Ashton Bethel-Roman

No. 8 – Texas A&M Aggies
- Position: Wide receiver
- Class: Sophomore

Personal information
- Born: August 30, 2005 (age 20)
- Listed height: 6 ft 0 in (1.83 m)
- Listed weight: 185 lb (84 kg)

Career information
- High school: Ridge Point (Missouri City, Texas)
- College: Texas A&M (2024–present);
- Stats at ESPN

= Ashton Bethel-Roman =

American football player (born 2005)

Ashton Bethel-Roman (born August 30, 2005) is an American college football wide receiver for the Texas A&M Aggies.

== Early life ==
Bethel-Roman attended Ridge Point High School in Missouri City, Texas. As a senior, he totaled 49 catches for 964 yards and nine touchdowns. A four-star recruit, Bethel-Roman initially committed to Arkansas but later flipped his commitment to play college football to Texas A&M University.

== College career ==
Bethel-Roman redshirted in 2024, hauling in four receptions for 44 yards and a touchdown in four games. During the 2025 season, his role in the Aggies' offense increased.
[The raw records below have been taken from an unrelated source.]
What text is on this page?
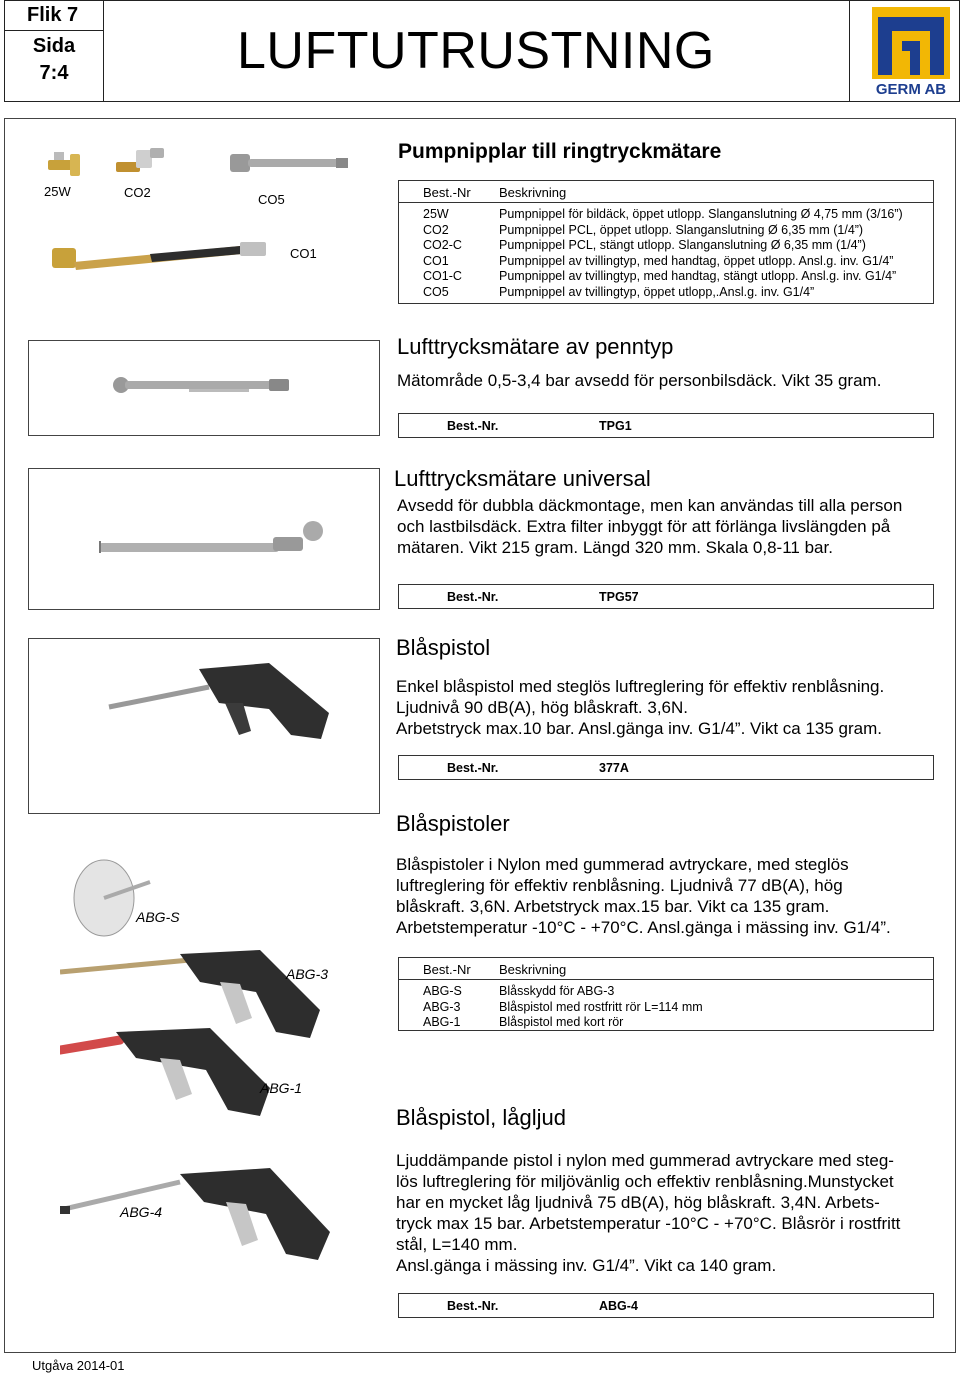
Flik 7
Sida
7:4	LUFTUTRUSTNING
GERM AB
Pumpnipplar till ringtryckmätare
25W	CO2	CO5
CO1
Best.-Nr Beskrivning
25W	Pumpnippel för bildäck, öppet utlopp. Slanganslutning Ø 4,75 mm (3/16”)
CO2	Pumpnippel PCL, öppet utlopp. Slanganslutning Ø 6,35 mm (1/4”)
CO2-C	Pumpnippel PCL, stängt utlopp. Slanganslutning Ø 6,35 mm (1/4”)
CO1	Pumpnippel av tvillingtyp, med handtag, öppet utlopp. Ansl.g. inv. G1/4”
CO1-C	Pumpnippel av tvillingtyp, med handtag, stängt utlopp. Ansl.g. inv. G1/4”
CO5	Pumpnippel av tvillingtyp, öppet utlopp,.Ansl.g. inv. G1/4”
Lufttrycksmätare av penntyp
Mätområde 0,5-3,4 bar avsedd för personbilsdäck. Vikt 35 gram.
Best.-Nr.	TPG1
Lufttrycksmätare universal
Avsedd för dubbla däckmontage, men kan användas till alla person
och lastbilsdäck. Extra filter inbyggt för att förlänga livslängden på
mätaren. Vikt 215 gram. Längd 320 mm. Skala 0,8-11 bar.
Best.-Nr.	TPG57
Blåspistol
Enkel blåspistol med steglös luftreglering för effektiv renblåsning.
Ljudnivå 90 dB(A), hög blåskraft. 3,6N.
Arbetstryck max.10 bar. Ansl.gänga inv. G1/4”. Vikt ca 135 gram.
Best.-Nr.	377A
ABG-S
ABG-3
ABG-1
ABG-4
Blåspistoler
Blåspistoler i Nylon med gummerad avtryckare, med steglös
luftreglering för effektiv renblåsning. Ljudnivå 77 dB(A), hög
blåskraft. 3,6N. Arbetstryck max.15 bar. Vikt ca 135 gram.
Arbetstemperatur -10°C - +70°C. Ansl.gänga i mässing inv. G1/4”.
Best.-Nr Beskrivning
ABG-S	Blåsskydd för ABG-3
ABG-3	Blåspistol med rostfritt rör L=114 mm
ABG-1	Blåspistol med kort rör
Blåspistol, lågljud
Ljuddämpande pistol i nylon med gummerad avtryckare med steg-
lös luftreglering för miljövänlig och effektiv renblåsning.Munstycket
har en mycket låg ljudnivå 75 dB(A), hög blåskraft. 3,4N. Arbets-
tryck max 15 bar. Arbetstemperatur -10°C - +70°C. Blåsrör i rostfritt
stål, L=140 mm.
Ansl.gänga i mässing inv. G1/4”. Vikt ca 140 gram.
Best.-Nr.	ABG-4
Utgåva 2014-01
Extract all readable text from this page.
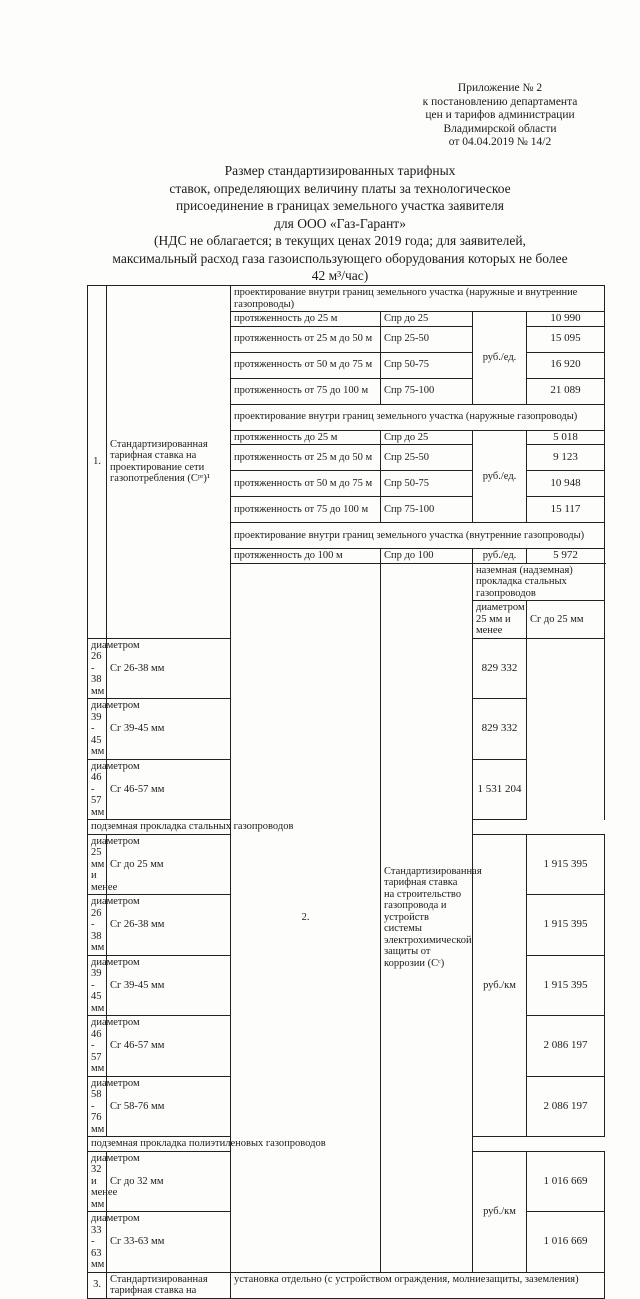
Приложение № 2
к постановлению департамента
цен и тарифов администрации
Владимирской области
от 04.04.2019 № 14/2
Размер стандартизированных тарифных
ставок, определяющих величину платы за технологическое
присоединение в границах земельного участка заявителя
для ООО «Газ-Гарант»
(НДС не облагается; в текущих ценах 2019 года; для заявителей,
максимальный расход газа газоиспользующего оборудования которых не более
42 м³/час)
1.	Стандартизированная тарифная ставка на проектирование сети газопотребления (Cᵖʳ)¹	проектирование внутри границ земельного участка (наружные и внутренние газопроводы)				
		протяженность до 25 м	Спр до 25	руб./ед.	10 990	
		протяженность от 25 м до 50 м	Спр 25-50		15 095	
		протяженность от 50 м до 75 м	Спр 50-75		16 920	
		протяженность от 75 до 100 м	Спр 75-100		21 089	
		проектирование внутри границ земельного участка (наружные газопроводы)				
		протяженность до 25 м	Спр до 25	руб./ед.	5 018	
		протяженность от 25 м до 50 м	Спр 25-50		9 123	
		протяженность от 50 м до 75 м	Спр 50-75		10 948	
		протяженность от 75 до 100 м	Спр 75-100		15 117	
		проектирование внутри границ земельного участка (внутренние газопроводы)				
		протяженность до 100 м	Спр до 100	руб./ед.	5 972	
		2.	Стандартизированная тарифная ставка на строительство газопровода и устройств системы электрохимической защиты от коррозии (Cᶜ)	наземная (надземная) прокладка стальных газопроводов		
				диаметром 25 мм и менее	Сг до 25 мм		
диаметром 26 - 38 мм	Сг 26-38 мм			829 332		
диаметром 39 - 45 мм	Сг 39-45 мм			829 332		
диаметром 46 - 57 мм	Сг 46-57 мм			1 531 204		
подземная прокладка стальных газопроводов						
диаметром 25 мм и менее	Сг до 25 мм			руб./км	1 915 395	
диаметром 26 - 38 мм	Сг 26-38 мм				1 915 395	
диаметром 39 - 45 мм	Сг 39-45 мм				1 915 395	
диаметром 46 - 57 мм	Сг 46-57 мм				2 086 197	
диаметром 58 - 76 мм	Сг 58-76 мм				2 086 197	
подземная прокладка полиэтиленовых газопроводов						
диаметром 32 и менее мм	Сг до 32 мм			руб./км	1 016 669	
диаметром 33 - 63 мм	Сг 33-63 мм				1 016 669	
3.	Стандартизированная тарифная ставка на	установка отдельно (с устройством ограждения, молниезащиты, заземления)				
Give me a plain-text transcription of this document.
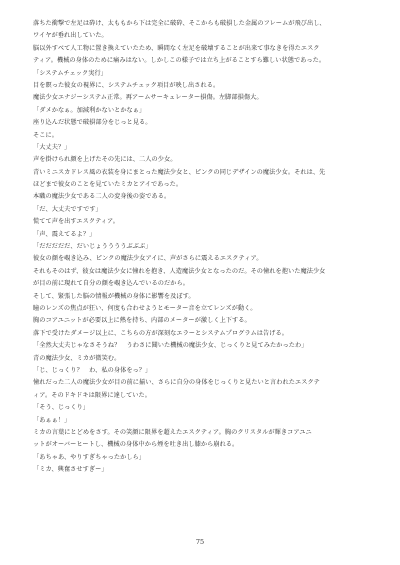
落ちた衝撃で左足は砕け、太ももから下は完全に破砕、そこからも破損した金属のフレームが飛び出し、
ワイヤが垂れ出していた。
脳以外すべて人工物に置き換えていたため、瞬間なく左足を破壊することが出来て事なきを得たエスク
ティア。機械の身体のために痛みはない。しかしこの様子では立ち上がることすら難しい状態であった。
「システムチェック実行」
目を瞑った彼女の視界に、システムチェック項目が映し出される。
魔法少女エナジーシステム正常。再アームサーキュレーター損傷。左脚部損傷大。
「ダメかなぁ。加減利かないとかなぁ」
座り込んだ状態で破損部分をじっと見る。
そこに。
「大丈夫？」
声を掛けられ顔を上げたその先には、二人の少女。
青いミニスカドレス風の衣装を身にまとった魔法少女と、ピンクの同じデザインの魔法少女。それは、先
ほどまで彼女のことを見ていたミカとアイであった。
本職の魔法少女である二人の変身後の姿である。
「だ、大丈夫ですです」
慌てて声を出すエスクティア。
「声、震えてるよ？」
「だだだだだ、だいじょううううぶぶぶ」
彼女の顔を覗き込み、ピンクの魔法少女アイに、声がさらに震えるエスクティア。
それもそのはず、彼女は魔法少女に憧れを抱き、人造魔法少女となったのだ。その憧れを抱いた魔法少女
が目の前に現れて自分の顔を覗き込んでいるのだから。
そして、緊張した脳の情報が機械の身体に影響を及ぼす。
瞳のレンズの焦点が狂い、何度も合わせようとモーター音を立てレンズが動く。
胸のコアユニットが必要以上に熱を持ち、内部のメーターが激しく上下する。
落下で受けたダメージ以上に、こちらの方が深刻なエラーとシステムプログラムは告げる。
「全然大丈夫じゃなさそうね？　うわさに聞いた機械の魔法少女、じっくりと見てみたかったわ」
青の魔法少女、ミカが微笑む。
「じ、じっくり？　わ、私の身体をっ？」
憧れだった二人の魔法少女が目の前に揃い、さらに自分の身体をじっくりと見たいと言われたエスクテ
ィア。そのドキドキは限界に達していた。
「そう、じっくり」
「あぁぁ！」
ミカの言葉にとどめをさす。その笑顔に限界を超えたエスクティア。胸のクリスタルが輝きコアユニ
ットがオーバーヒートし、機械の身体中から煙を吐き出し膝から崩れる。
「あちゃあ、やりすぎちゃったかしら」
「ミカ、興奮させすぎー」
75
Against South Carolina, Bethel-Roman caught four passes for 139 yards and a touchdown in the 31–30 come-from-behind victory.

===Statistics===

College statistics
| Season | Team | GP | Receiving |  |  |  |
| Rec | Yds | Avg | TD |
| 2024 | Texas A&M | 4 | 4 | 44 | 11.0 | 1 |
| 2025 | Texas A&M | 11 | 18 | 442 | 24.6 | 5 |
| Career |  | 15 | 22 | 486 | 22.1 | 6 |

== Personal life ==
Bethel-Roman is the son of former NFL safety Mark Roman.